Fighting Fraud with Machine Learning
Built a production-grade fraud detection system on 1M+ interbank transactions with a 0.3% fraud rate — no synthetic balancing tricks. Engineered 38 behavioral features, trained interpretable models (Logistic Regression → Random Forest), and used SHAP to make every flagged transaction explainable to analysts and regulators.
Fraud Detection
Random Forest
SHAP
Feature Engineering
Python
Scikit-learn
Imbalanced Learning
Image of Fighting Fraud with Machine Learning

#Fighting Fraud with Machine Learning

This isn't a Kaggle notebook with synthetic oversampling. It's the messy, iterative work of building fraud detection that actually holds up when fraudsters adapt.

#The Problem

1 million transactions. 3,000 fraudulent. That's a 0.3% fraud rate across multiple Nigerian banks — the kind of brutal class imbalance you get in production. Miss fraud and it costs real money. Flag too many false positives and you destroy user trust.

#What I Actually Built

#Feature Engineering (Where 80% of the Work Happened)

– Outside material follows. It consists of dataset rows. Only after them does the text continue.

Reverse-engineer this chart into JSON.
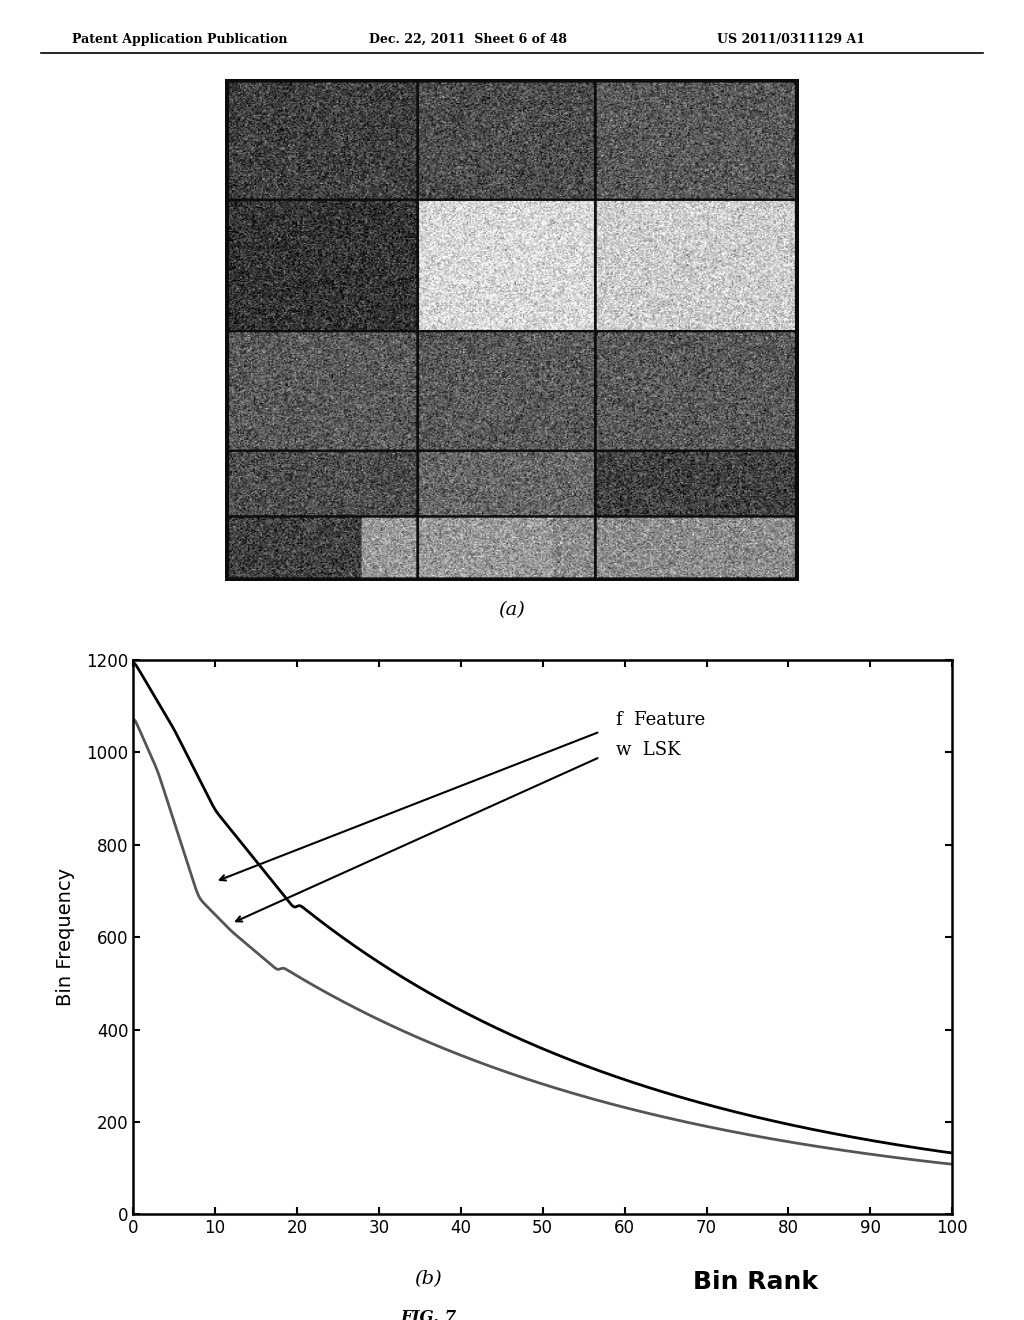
{
  "header_left": "Patent Application Publication",
  "header_center": "Dec. 22, 2011  Sheet 6 of 48",
  "header_right": "US 2011/0311129 A1",
  "caption_a": "(a)",
  "caption_b": "(b)",
  "fig_label": "FIG. 7",
  "xlabel_main": "Bin Rank",
  "ylabel_main": "Bin Frequency",
  "yticks": [
    0,
    200,
    400,
    600,
    800,
    1000,
    1200
  ],
  "xticks": [
    0,
    10,
    20,
    30,
    40,
    50,
    60,
    70,
    80,
    90,
    100
  ],
  "line_color_f": "#000000",
  "line_color_w": "#555555",
  "background_color": "#ffffff"
}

Started with 62 features. Aggressively pruned to 17 that actually matter. Every feature answers one question: "How weird is this transaction for this user?"

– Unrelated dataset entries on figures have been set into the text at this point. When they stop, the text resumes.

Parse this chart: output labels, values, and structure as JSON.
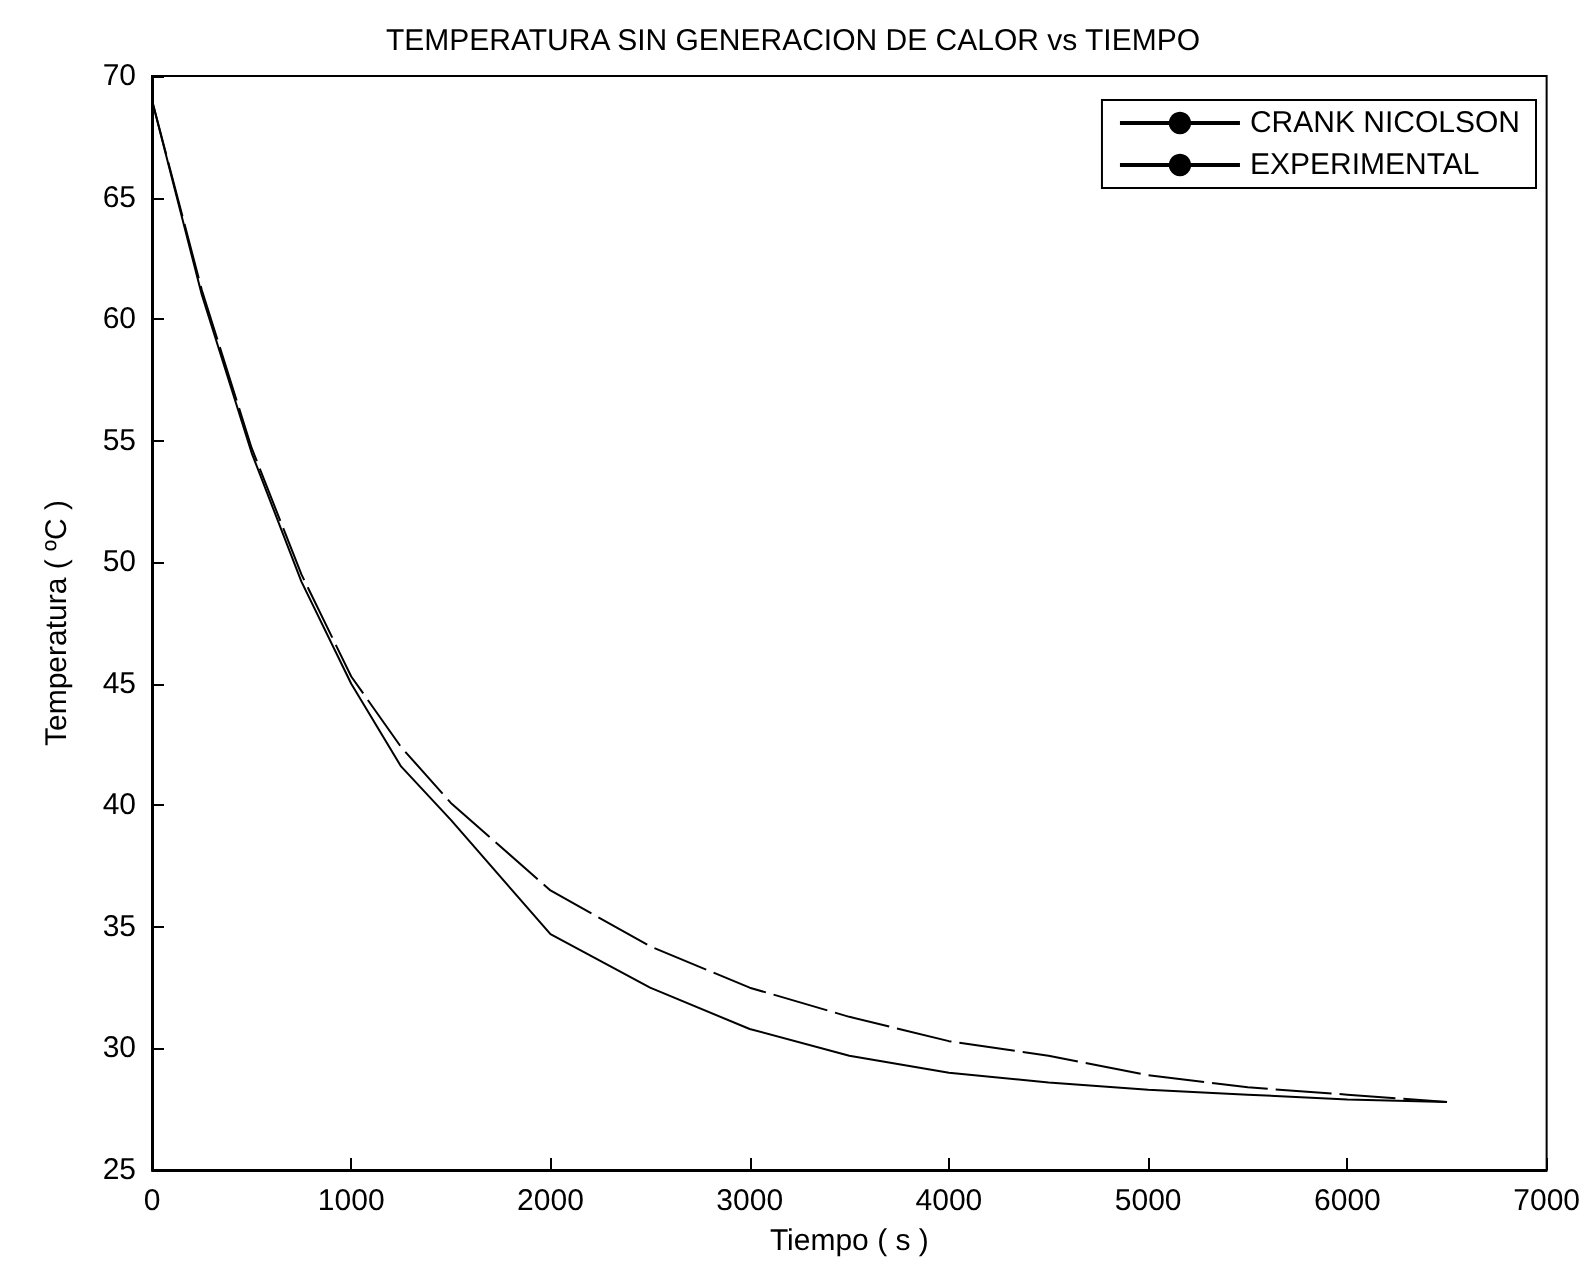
{
  "chart_data": {
    "type": "line",
    "title": "TEMPERATURA SIN GENERACION DE CALOR vs TIEMPO",
    "xlabel": "Tiempo ( s )",
    "ylabel": "Temperatura ( ºC )",
    "x": [
      0,
      250,
      500,
      750,
      1000,
      1250,
      1500,
      2000,
      2500,
      3000,
      3500,
      4000,
      4500,
      5000,
      5500,
      6000,
      6500
    ],
    "series": [
      {
        "name": "CRANK NICOLSON",
        "color": "#000000",
        "line_style": "solid",
        "values": [
          69,
          61,
          54.5,
          49.2,
          45,
          41.6,
          39.4,
          34.7,
          32.5,
          30.8,
          29.7,
          29.0,
          28.6,
          28.3,
          28.1,
          27.9,
          27.8
        ]
      },
      {
        "name": "EXPERIMENTAL",
        "color": "#000000",
        "line_style": "dashed",
        "values": [
          69,
          61.2,
          54.7,
          49.5,
          45.3,
          42.4,
          40.1,
          36.5,
          34.2,
          32.5,
          31.3,
          30.3,
          29.7,
          28.9,
          28.4,
          28.1,
          27.8
        ]
      }
    ],
    "xlim": [
      0,
      7000
    ],
    "xticks": [
      0,
      1000,
      2000,
      3000,
      4000,
      5000,
      6000,
      7000
    ],
    "ylim": [
      25,
      70
    ],
    "yticks": [
      25,
      30,
      35,
      40,
      45,
      50,
      55,
      60,
      65,
      70
    ],
    "grid": false,
    "legend": "top right",
    "marker": "none"
  }
}
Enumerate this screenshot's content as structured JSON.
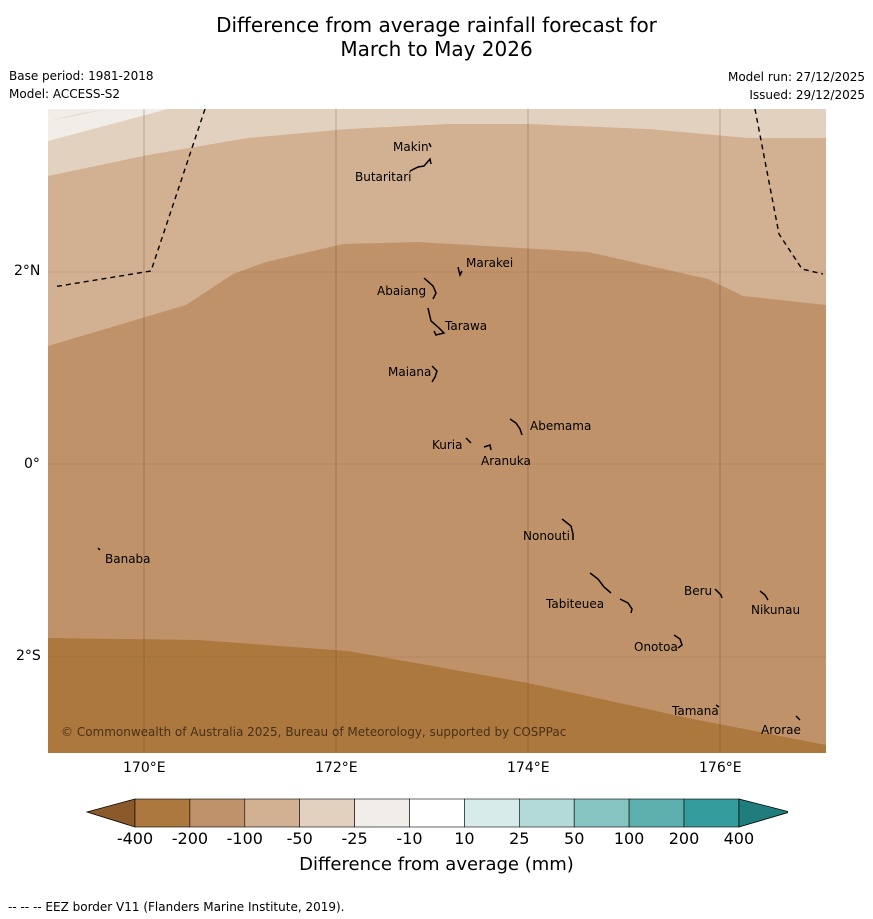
{
  "title_line1": "Difference from average rainfall forecast for",
  "title_line2": "March to May 2026",
  "base_period": "Base period: 1981-2018",
  "model": "Model: ACCESS-S2",
  "model_run": "Model run: 27/12/2025",
  "issued": "Issued: 29/12/2025",
  "copyright": "© Commonwealth of Australia 2025, Bureau of Meteorology, supported by COSPPac",
  "lon_labels": [
    "170°E",
    "172°E",
    "174°E",
    "176°E"
  ],
  "lat_labels": [
    "2°N",
    "0°",
    "2°S"
  ],
  "places": [
    "Makin",
    "Butaritari",
    "Marakei",
    "Abaiang",
    "Tarawa",
    "Maiana",
    "Abemama",
    "Kuria",
    "Aranuka",
    "Nonouti",
    "Banaba",
    "Beru",
    "Nikunau",
    "Tabiteuea",
    "Onotoa",
    "Tamana",
    "Arorae"
  ],
  "colorbar": {
    "title": "Difference from average (mm)",
    "labels": [
      "-400",
      "-200",
      "-100",
      "-50",
      "-25",
      "-10",
      "10",
      "25",
      "50",
      "100",
      "200",
      "400"
    ],
    "colors": [
      "#8a5a2b",
      "#ad783e",
      "#c09269",
      "#d2b092",
      "#e3d1c0",
      "#f1ede8",
      "#ffffff",
      "#d7ebea",
      "#b3d9d8",
      "#86c4c2",
      "#5dafae",
      "#349c9c",
      "#1f7e7d"
    ]
  },
  "footer": "-- -- -- EEZ border V11 (Flanders Marine Institute, 2019)."
}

  • Temporal encodings — fraudsters are creatures of habit (midnight to 5 AM spikes confirmed)
  • Velocity signals — transaction count and amount over 24h/7d/lifetime windows
  • Behavioral diversity — channel switching and location hopping patterns
  • Risk composites — weighted combinations encoding multi-dimensional suspicion

#Models & Honest Results

Logistic Regression (Baseline): AUC-ROC 0.70 — caught 54% of fraud but with a 99% false positive rate. Completely unusable.

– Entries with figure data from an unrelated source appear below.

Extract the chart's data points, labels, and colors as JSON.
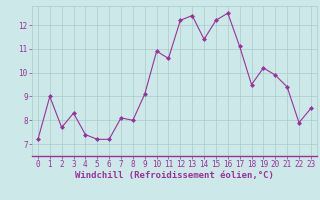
{
  "x": [
    0,
    1,
    2,
    3,
    4,
    5,
    6,
    7,
    8,
    9,
    10,
    11,
    12,
    13,
    14,
    15,
    16,
    17,
    18,
    19,
    20,
    21,
    22,
    23
  ],
  "y": [
    7.2,
    9.0,
    7.7,
    8.3,
    7.4,
    7.2,
    7.2,
    8.1,
    8.0,
    9.1,
    10.9,
    10.6,
    12.2,
    12.4,
    11.4,
    12.2,
    12.5,
    11.1,
    9.5,
    10.2,
    9.9,
    9.4,
    7.9,
    8.5
  ],
  "line_color": "#993399",
  "marker": "D",
  "marker_size": 2,
  "bg_color": "#cce8e8",
  "grid_color": "#aacccc",
  "xlabel": "Windchill (Refroidissement éolien,°C)",
  "xlabel_color": "#993399",
  "ylim": [
    6.5,
    12.8
  ],
  "xlim": [
    -0.5,
    23.5
  ],
  "yticks": [
    7,
    8,
    9,
    10,
    11,
    12
  ],
  "xticks": [
    0,
    1,
    2,
    3,
    4,
    5,
    6,
    7,
    8,
    9,
    10,
    11,
    12,
    13,
    14,
    15,
    16,
    17,
    18,
    19,
    20,
    21,
    22,
    23
  ],
  "tick_color": "#993399",
  "tick_fontsize": 5.5,
  "xlabel_fontsize": 6.5,
  "spine_color": "#993399"
}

Random Forest (Production Model): AUC-ROC 0.82 — catches nearly 2 out of 3 fraud cases. Got there through careful depth limiting, balanced class weights, and letting the trees find the non-linear boundaries that logistic regression missed.

#SHAP Interpretability

"The model says so" doesn't fly with fraud analysts or regulators. Built full SHAP analysis — summary plots, dependence plots, force plots, waterfall breakdowns. Transaction amount drives 52% of importance, followed by the composite risk score I engineered at 18%.

#Key Findings That Held Up

  • Time-of-day is real — fraud risk spikes 2-3x between midnight and 5 AM
  • Mobile is the wild west — faster fraud velocity, higher amounts, weaker controls
  • The best fraud signal: "doing something you've never done before, quickly"
  • Location alone is weak. Location + velocity + unusual channel = strong signal

#Why This Matters

Fraud detection is adversarial. Fraudsters test your boundaries, find blind spots, and adapt. This project treats it that way — no magic accuracy claims, honest about trade-offs, built for the people who actually need to trust and use the model.